You cannot be further removed from the pit of Northern Ireland's socio-political upheaval than the top of Australia's second tallest building. Yet, even strapped to the roof of the Sydney Tower, there was no protection from the echoes whistling in the wind following McIlroy's latest pronouncement on Olympic representation, or the lack of it.
McIlroy spent much of last week on the Sydney tourist beat with girlfriend Caroline Wozniacki ahead of her involvement in the Apia International tennis tournament. The pictures posted on Twitter looked great, though it wasn't clear if the gritted teeth revealed more than 1,000 feet up were instinctive protection against the gusts or the hornet's nest stirred back home by BBC Northern Ireland's broadcast of an hour-long special on McIlroy's annus mirabilis of 2012.
The programme delved insightfully behind the scenes, and what a year it was: the blistering run of top-five finishes at the start, the missed cut dramas of May and June and the high peaks of Augusta and September, when he conquered his second major by eight shots at the PGA Championship, won back-to-back tournaments at the FedEx play-offs and helped Europe fashion the greatest Ryder Cup fightback in history. There was much to admire across the piece and McIlroy talked about a lot of things but only one headline resulted.
McIlroy did not initiate the Olympic debate. He never does. It is the business of the journalist to provoke a response. The right to put the question is central to our civil liberties. McIlroy just has to be sharper if he wants an easier life.
There is a voice out there that might shine a light across the minefield of Olympic orientation through the counter-intuitive medium of silence. It belongs to Barry McGuigan, the industry expert on negotiating that tricky stretch between sport and politics on the Emerald Isle. As the Irish Independent detailed following McIlroy's equivocation on which banner he will march beneath, the Union Jack or the Tricolour, 1970s Belfast was a different order of murderous chaos, notwithstanding the present eruptions scarring the city.

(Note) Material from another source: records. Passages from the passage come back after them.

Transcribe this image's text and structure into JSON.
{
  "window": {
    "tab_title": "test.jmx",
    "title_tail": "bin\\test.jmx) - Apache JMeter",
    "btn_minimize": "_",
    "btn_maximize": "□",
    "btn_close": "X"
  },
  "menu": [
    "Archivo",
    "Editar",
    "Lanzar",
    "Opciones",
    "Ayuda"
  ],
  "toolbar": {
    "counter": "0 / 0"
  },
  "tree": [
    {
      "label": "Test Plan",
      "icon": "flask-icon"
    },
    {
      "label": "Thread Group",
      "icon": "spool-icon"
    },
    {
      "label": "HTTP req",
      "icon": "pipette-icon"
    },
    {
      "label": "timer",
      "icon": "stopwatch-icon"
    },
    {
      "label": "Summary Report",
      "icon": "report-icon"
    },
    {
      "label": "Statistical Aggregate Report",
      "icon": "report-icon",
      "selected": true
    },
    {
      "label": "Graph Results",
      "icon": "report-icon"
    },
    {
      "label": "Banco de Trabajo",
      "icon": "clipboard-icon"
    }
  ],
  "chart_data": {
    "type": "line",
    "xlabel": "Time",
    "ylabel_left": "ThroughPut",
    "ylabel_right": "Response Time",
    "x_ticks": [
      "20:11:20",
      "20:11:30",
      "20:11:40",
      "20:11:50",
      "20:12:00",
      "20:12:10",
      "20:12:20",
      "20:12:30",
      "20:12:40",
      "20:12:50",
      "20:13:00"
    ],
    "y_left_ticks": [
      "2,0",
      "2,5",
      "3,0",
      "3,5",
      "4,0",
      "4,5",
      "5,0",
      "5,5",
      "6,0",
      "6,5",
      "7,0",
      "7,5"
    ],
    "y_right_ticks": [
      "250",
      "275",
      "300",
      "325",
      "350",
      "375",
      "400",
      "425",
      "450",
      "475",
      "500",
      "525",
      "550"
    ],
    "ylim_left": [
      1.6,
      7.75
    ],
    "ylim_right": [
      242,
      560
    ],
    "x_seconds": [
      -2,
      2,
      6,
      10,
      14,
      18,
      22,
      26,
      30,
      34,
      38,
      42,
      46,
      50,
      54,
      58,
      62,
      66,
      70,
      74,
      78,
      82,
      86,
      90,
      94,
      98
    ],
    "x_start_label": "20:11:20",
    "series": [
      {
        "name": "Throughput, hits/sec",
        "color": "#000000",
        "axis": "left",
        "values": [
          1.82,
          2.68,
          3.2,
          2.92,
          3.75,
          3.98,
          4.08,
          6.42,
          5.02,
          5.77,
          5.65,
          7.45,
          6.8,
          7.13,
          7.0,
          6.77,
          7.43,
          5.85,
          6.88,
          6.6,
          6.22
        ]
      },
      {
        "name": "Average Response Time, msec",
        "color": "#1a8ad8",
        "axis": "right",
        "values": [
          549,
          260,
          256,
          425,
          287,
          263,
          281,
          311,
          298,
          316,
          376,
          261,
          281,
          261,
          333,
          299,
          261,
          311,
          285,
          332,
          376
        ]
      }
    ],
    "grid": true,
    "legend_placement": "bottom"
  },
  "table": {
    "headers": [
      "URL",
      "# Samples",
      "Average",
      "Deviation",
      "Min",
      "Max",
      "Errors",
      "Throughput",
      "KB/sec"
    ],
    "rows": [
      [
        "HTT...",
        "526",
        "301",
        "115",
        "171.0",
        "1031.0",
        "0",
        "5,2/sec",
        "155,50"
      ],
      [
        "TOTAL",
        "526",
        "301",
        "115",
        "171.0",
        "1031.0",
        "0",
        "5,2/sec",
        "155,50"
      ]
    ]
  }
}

McGuigan's story is one of the richest in British sport. Central to it was his sensitive and skilful negotiation of the paramilitary hellfire that tore the North apart. He represented Ireland as an amateur in the Olympic Games yet wore with pride the Lonsdale Belt of the British featherweight champion as a pro. He was fortunate in a sense that he was able to choose Northern Ireland in the Commonwealth Games. Were that option open to McIlroy in Brazil it would solve all his problems. In the absence of that solution, perhaps the selectors in Dublin could make the decision for him by relinquishing their claim via the ancient link of the Golfing Union of Ireland, the oldest association of its kind in the world.
McIlroy's association with the union is deep-rooted since the nine clubs that formed it in 1891 were from Ulster. The union, now based in Kildare, helped fund his amateur career. The pull is strong. So is the power of the passport under the protection of which he travels the world. It is British. That ought to settle all arguments. But as long as the Irish court him, even passively by saying nothing, allowing the powerful connectivity of his Catholic faith to flavour the issue by association, then the difficulty will remain.
A call to McGuigan on Saturday night was instructive. He was on the way to dinner with friends hoping to tap into his well of motivational lava for London Irish, the rugby Premiership's punchbags of 2012. While McGuigan will talk all day about his own experience as a sporting totem on the high wire of Irish social and political convulsion, he declined to speak about McIlroy's dilemma. The question was legitimate, since any light McGuigan might shine on the issue would be uniquely relevant. The answer, though death to the headline writer, was smart.
No comment. Nothing. Not a peep. Thanks, Barry, enjoy your evening. In staying silent McGuigan unwittingly gave McIlroy his answer the next time the issue is raised. In the meantime a solution should be sought sotto voce behind the scenes.
One thing is certain: golf needs McIlroy in Rio more than he needs a medal. Golfing gold is mined four times a year in the majors. Olympic participation is a mechanism for growing the game globally, particularly in South America, a great, uncharted continent of opportunity.
McIlroy is one half of golf's big sell, alongside Tiger Woods. Thank heavens he wasn't born Catholic in Belfast.